Mais surtout parce que la bourgeoisie garde toujours sous la main la carte fasciste, au cas où il faudrait avoir recours à elle, comme dernier moyen contre les "classes dangereuses". Et M. Schröder avait à peine fini de parler que sa police protégeait une manifestation nazie contre les manifestants qui furent repoussés au jet d'incendie, tandis qu'en France M. Gollnish, second de Le Pen, recevait le droit de reprendre sa place à l'université de Lyon pour former notre belle jeunesse à son enseignement nazi. Sans parler du Grand Européen Berlusconi, qui gouverne tranquillement avec des néo-nazis plus ou moins maquillés, comme cela s'est fait en Autriche, et peut donc se faire n'importe où dans cette Europe qui ne veut tellement pas qu'Auschwitz réapparaisse!

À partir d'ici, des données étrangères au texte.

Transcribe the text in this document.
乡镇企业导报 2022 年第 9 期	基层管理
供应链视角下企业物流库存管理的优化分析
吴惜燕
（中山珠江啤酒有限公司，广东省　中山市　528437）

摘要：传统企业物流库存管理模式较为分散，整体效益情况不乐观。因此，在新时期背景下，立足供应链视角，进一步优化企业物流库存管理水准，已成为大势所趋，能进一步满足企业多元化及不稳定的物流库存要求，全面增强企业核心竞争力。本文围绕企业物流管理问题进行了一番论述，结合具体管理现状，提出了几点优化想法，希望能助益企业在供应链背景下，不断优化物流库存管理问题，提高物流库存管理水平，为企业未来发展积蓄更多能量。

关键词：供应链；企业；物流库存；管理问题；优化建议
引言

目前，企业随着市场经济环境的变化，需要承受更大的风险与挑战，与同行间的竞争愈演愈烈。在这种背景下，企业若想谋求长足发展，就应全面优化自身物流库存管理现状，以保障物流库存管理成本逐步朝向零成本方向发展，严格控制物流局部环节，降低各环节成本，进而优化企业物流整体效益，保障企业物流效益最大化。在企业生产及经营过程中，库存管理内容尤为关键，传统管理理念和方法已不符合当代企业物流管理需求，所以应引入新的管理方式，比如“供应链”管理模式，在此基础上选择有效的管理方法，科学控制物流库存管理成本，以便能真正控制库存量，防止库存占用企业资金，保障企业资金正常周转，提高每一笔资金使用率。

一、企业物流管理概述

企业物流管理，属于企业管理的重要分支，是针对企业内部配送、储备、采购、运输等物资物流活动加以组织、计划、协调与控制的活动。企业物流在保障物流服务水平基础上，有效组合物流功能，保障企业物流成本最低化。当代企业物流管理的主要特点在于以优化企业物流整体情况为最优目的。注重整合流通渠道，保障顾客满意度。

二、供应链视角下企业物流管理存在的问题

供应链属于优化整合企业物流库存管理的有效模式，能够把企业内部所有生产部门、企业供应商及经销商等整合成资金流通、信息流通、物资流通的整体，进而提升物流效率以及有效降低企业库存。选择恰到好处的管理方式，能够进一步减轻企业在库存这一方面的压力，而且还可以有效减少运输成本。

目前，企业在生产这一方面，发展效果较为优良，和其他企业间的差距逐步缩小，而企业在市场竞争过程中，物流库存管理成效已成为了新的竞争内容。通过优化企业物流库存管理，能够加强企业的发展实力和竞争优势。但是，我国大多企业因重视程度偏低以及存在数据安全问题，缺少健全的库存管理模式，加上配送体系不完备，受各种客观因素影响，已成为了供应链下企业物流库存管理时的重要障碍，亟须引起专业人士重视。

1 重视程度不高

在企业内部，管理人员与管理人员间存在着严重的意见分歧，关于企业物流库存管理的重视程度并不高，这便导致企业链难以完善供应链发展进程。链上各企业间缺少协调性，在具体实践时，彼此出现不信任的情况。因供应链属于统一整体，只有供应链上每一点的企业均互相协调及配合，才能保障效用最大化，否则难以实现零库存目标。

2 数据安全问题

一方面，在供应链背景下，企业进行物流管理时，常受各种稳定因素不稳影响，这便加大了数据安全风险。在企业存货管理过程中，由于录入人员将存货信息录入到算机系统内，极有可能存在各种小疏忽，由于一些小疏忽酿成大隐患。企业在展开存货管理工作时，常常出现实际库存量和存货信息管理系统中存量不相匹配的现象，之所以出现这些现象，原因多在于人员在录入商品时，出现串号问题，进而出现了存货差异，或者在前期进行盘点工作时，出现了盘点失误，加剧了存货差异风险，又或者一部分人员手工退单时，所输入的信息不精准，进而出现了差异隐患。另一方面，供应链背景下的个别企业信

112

Si la bourgeoisie mondiale n'est pas encore dans la situation de celle de l'Allemagne des années trente, cela peut venir. Et dans ce cas, soyons sûr que sa barbarie se déchaînera avec autant de férocité que celle du nazisme, avec un racisme qui, pour n'être pas antisémite, mais tel celui de MM. Bush et Sharon, n'aura rien à envier à l'autre.
Et nous voilà ainsi revenus à notre Europe en voie de cristallisation néo-libérale. Le bouclage sans recours qui résulterait d'une victoire du "Oui", en interdisant l'expression démocratique des masses populaires, lui donnerait en revanche tous les moyens de resserrement dictatoriaux, et d'autant plus violents que l'opposition enchaînée s'enragerait.
Ce qui permet de ricaner quand on voit M. Hollande tenter de nettoyer son "Oui" en se frappant la poitrine comme Tarzan, et jurant qu'il va défendre les 35 heures, alors que son "Oui" est fait pour permettre la généralisation à toute l'Europe des semaines de 48, 60, 7O heures des nouveaux arrivant d'aujourd'hui… et de demain.